I Leader de HUA hanno deciso che partiranno in circa 650 unità divisi in 10 pullman, la base sarà Porto Alegre nel centro sportivo dell’ Internacional, dove saranno ospitati da Hierro Martins, il leader della Guarda Popular, la torcida dell’ Inter.
Martins (come abbiamo gia ricordato in passato) aveva condiviso la curva con HUA in un amichevole nel 2011 allo stadio Kempes di Cordoba, dove aveva “studiato” il fenomeno per esportarlo in Brasile. Il capo della “Torcida” Brasiliana ha confermato che ha posto per 300 barras bravas ma che si sta già attivando per sistemare gli altri 350 ed ha già prenotato 30 pullman brasiliani per i viaggi interni che dovranno affrontare i barras argentini.
Al momento i 650 barras non hanno prenotato i biglietti su internet, ma questo non è un problema per loro visto che i tickets como al solito arriveranno nelle loro mani nelle “bustarelle” dei politici e sicuramente in un cifra superiore 3-4 volte il numero di barras per permettere loro di autofinanziarsi con la rivendita.

Per quello che riguarda gli organismi di sicurezza, l’ambasciata Argentina in Brasile sta lavorando con la polizia brasiliana per evitare ulteriori problemi,  si parla di una stretta collaborazione con un elenco dei Barras che arriveranno in Brasile (vi ricordiamo che per gli Argentini non c’e bisogno del passaporto in quanto Argentina e Brasile assieme all’Uruguay e il Paraguay formano parte del Mercosur e per spostarsi basta solo la carta d’identità) ma i Barras Bravas non abbassano la guardia e vorranno evitare gli stessi problemi di 4 anni fa ed attraverso il loro rappresentante legale stanno preparando un esposto nel quale cercheranno di evitare di essere allontanati dagli stadi per colpa delle fedine penali sporche.
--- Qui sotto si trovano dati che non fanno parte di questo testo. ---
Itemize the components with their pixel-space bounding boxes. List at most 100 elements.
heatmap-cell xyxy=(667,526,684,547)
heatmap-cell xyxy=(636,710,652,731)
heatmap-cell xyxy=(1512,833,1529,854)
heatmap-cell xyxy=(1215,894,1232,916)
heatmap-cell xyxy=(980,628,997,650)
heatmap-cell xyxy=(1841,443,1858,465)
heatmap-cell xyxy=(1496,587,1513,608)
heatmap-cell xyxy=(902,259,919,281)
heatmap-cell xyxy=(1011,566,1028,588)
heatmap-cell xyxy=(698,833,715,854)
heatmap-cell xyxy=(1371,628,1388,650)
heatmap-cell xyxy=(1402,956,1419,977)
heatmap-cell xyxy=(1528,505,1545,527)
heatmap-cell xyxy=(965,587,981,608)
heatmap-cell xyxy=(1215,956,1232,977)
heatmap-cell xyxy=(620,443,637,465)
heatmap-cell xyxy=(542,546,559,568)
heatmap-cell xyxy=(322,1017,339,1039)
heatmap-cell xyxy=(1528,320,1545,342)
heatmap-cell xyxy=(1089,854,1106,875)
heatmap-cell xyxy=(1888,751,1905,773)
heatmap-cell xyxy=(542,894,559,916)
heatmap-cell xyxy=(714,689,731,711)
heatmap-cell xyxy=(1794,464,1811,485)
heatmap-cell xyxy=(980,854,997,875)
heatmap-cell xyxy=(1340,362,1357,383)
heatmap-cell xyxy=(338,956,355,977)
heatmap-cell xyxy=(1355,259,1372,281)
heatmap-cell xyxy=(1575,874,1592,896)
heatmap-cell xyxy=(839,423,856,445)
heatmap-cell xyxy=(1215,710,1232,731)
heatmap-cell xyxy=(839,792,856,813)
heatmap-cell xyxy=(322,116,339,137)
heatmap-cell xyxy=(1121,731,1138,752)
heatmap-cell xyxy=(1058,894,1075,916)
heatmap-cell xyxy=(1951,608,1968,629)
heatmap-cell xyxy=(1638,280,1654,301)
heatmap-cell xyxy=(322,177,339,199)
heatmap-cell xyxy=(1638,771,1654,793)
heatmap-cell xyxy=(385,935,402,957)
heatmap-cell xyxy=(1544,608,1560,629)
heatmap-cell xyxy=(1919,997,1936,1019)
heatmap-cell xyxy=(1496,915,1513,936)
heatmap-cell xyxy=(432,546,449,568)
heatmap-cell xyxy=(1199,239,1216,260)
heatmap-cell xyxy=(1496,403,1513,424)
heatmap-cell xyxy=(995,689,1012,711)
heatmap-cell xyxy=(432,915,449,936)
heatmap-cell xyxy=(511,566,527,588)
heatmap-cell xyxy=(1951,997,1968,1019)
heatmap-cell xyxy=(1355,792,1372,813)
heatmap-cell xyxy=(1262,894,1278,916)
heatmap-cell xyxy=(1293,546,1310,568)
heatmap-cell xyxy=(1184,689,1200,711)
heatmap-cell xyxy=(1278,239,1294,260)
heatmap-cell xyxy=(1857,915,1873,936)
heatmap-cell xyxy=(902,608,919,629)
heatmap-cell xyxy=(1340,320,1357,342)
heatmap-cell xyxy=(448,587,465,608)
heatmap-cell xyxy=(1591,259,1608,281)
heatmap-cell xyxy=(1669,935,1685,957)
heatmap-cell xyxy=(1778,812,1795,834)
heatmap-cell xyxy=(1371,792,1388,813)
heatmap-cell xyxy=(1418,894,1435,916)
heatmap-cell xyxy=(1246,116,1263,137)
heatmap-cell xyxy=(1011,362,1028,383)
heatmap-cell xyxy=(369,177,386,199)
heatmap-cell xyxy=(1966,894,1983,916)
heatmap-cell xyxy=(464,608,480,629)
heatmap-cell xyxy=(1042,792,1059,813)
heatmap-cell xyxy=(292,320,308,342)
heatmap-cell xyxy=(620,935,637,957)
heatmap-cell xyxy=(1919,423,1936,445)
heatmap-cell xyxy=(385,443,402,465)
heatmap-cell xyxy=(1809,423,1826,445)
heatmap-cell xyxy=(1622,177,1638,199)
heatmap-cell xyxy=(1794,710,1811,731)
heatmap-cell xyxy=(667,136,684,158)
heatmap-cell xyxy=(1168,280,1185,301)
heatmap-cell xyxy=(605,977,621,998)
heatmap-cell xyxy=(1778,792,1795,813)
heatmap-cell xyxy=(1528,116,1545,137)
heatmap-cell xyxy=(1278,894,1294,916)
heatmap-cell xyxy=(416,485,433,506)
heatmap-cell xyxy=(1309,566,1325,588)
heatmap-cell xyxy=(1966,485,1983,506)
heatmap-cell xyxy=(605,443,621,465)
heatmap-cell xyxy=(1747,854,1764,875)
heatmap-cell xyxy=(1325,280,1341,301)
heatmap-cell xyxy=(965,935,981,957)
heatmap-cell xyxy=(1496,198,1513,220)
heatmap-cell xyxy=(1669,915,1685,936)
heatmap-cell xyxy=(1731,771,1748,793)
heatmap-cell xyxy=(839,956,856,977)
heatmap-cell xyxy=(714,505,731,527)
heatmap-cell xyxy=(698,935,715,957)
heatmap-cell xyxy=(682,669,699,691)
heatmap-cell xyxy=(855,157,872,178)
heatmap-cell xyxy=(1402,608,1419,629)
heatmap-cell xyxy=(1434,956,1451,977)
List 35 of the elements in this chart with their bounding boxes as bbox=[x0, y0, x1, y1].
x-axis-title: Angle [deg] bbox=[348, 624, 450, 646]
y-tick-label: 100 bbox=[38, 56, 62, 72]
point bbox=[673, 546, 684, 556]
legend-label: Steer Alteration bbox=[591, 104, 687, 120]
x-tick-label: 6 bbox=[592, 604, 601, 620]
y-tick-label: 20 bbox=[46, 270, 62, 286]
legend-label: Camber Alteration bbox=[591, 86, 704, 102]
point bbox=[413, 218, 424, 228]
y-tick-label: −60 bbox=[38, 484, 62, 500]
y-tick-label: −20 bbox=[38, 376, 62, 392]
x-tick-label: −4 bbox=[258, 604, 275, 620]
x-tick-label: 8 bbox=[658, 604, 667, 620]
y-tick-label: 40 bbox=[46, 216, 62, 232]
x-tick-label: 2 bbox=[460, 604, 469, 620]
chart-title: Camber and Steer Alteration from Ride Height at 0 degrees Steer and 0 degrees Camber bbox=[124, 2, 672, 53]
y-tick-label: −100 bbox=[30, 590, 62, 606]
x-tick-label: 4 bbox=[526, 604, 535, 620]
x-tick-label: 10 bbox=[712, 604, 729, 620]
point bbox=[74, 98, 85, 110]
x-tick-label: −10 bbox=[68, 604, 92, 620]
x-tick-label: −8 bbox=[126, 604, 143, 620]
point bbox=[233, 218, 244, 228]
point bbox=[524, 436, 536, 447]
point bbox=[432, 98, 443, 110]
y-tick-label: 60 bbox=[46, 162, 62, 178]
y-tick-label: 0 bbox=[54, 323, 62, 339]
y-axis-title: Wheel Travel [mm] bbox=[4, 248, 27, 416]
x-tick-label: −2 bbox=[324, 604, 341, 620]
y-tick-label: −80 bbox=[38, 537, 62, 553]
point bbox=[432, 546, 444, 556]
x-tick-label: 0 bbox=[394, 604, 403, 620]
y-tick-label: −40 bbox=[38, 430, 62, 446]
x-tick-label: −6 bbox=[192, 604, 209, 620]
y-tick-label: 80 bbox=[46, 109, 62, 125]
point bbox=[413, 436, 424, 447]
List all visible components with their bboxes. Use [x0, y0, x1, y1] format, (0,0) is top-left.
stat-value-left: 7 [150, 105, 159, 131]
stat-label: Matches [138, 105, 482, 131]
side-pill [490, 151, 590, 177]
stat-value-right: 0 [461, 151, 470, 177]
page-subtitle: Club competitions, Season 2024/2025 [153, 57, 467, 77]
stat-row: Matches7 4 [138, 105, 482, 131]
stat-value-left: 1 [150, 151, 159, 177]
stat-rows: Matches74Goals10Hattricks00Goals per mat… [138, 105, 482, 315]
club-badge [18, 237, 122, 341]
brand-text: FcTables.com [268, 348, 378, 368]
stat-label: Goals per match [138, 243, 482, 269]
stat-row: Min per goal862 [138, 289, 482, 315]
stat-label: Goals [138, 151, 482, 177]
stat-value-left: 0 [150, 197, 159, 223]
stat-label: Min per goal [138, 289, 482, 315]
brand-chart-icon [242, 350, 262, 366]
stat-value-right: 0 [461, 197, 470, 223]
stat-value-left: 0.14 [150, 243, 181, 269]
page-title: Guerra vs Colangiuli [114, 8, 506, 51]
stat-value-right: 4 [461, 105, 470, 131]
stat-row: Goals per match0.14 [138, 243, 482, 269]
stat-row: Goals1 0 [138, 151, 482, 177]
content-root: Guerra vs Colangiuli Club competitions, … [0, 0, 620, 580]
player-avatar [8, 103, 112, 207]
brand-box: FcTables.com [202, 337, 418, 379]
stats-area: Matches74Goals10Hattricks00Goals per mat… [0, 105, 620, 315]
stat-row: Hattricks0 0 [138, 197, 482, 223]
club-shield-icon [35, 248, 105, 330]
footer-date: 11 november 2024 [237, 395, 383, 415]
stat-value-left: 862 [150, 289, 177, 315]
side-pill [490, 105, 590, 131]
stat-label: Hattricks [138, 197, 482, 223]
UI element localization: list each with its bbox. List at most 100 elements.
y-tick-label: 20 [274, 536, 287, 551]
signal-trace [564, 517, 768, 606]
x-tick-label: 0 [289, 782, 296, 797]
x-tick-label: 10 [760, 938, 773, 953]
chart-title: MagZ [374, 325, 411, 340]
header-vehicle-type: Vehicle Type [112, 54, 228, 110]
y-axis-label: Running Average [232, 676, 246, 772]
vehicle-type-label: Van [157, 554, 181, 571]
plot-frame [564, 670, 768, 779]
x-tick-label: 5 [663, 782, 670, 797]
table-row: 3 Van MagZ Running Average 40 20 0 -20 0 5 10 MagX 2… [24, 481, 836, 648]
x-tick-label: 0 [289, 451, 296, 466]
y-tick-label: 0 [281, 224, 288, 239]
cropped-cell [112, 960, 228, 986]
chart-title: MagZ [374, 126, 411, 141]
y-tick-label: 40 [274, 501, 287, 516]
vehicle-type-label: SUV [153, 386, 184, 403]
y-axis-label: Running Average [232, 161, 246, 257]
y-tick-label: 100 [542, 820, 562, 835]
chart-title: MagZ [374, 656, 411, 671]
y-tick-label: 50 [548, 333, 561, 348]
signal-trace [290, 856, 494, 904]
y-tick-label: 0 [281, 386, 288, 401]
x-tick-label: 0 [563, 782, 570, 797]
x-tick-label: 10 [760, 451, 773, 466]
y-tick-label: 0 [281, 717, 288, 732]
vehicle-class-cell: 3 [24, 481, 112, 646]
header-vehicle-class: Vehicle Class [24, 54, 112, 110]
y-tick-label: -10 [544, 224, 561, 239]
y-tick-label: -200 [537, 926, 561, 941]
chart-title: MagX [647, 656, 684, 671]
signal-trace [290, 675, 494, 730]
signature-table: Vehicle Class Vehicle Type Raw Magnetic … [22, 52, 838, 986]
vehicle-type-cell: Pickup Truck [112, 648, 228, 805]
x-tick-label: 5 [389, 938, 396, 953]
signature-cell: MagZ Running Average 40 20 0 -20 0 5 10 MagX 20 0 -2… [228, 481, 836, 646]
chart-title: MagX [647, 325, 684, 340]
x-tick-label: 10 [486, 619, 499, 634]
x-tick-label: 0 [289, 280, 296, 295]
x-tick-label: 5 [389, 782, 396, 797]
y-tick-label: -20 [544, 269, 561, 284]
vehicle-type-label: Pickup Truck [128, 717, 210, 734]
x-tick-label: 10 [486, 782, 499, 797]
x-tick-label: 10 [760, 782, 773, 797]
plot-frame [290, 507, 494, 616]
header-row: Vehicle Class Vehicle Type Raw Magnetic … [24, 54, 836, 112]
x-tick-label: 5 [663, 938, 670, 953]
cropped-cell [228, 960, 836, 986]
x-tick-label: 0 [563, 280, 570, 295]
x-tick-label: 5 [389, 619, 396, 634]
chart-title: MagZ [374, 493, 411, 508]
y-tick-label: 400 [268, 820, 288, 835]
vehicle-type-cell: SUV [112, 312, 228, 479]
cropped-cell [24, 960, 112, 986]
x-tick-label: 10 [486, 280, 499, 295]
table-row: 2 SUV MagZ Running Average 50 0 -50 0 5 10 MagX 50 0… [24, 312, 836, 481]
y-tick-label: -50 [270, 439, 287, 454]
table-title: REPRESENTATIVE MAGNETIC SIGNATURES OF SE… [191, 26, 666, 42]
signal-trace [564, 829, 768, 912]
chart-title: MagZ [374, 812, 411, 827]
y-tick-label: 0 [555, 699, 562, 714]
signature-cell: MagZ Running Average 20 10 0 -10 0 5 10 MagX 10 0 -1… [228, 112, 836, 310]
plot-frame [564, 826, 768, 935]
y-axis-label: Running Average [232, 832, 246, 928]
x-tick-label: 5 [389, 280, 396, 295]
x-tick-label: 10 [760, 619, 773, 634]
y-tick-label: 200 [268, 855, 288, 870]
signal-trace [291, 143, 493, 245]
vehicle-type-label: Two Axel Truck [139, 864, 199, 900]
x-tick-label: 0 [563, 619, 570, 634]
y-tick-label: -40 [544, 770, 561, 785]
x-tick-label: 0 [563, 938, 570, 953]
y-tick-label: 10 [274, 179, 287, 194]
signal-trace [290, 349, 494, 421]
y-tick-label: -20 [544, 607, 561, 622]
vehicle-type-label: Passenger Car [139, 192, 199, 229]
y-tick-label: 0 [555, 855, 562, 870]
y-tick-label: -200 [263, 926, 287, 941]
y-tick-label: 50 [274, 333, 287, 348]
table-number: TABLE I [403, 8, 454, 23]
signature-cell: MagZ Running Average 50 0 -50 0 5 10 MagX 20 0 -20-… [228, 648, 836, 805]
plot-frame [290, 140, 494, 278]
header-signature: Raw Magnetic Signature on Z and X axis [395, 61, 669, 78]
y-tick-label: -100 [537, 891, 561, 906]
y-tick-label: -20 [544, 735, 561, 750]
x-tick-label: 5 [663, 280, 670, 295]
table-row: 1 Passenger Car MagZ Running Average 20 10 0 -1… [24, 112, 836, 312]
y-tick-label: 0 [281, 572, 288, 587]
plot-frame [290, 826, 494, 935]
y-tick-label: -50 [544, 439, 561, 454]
Secondo i pibes avere precedenti penali non basta per essere allontanati dagli stadi, a meno che non si parli reati da stadi, ma se si considera che il Derecho de Admision non figura nella fedina penale e che i Barras che hanno avuto dei precedenti penali sono per cose come furti, violenze, omicidi e robe varie, non dovrebbero avere problemi ad entrare negli stadi brasiliani.
Che non ci saranno ostacoli stavolta per i pibes argentini lo si capisce già dalle parole dall’ambasciatore Luis Maria Kreckler “Stiamo lavorando con la polizia brasiliana, abbiamo bisogno d’identificare tutti i gruppi di barras e i loro leader per gestire meglio gli spostamenti, io penso che non ci saranno dei problemi e i Mondiali saranno una festa per tutti!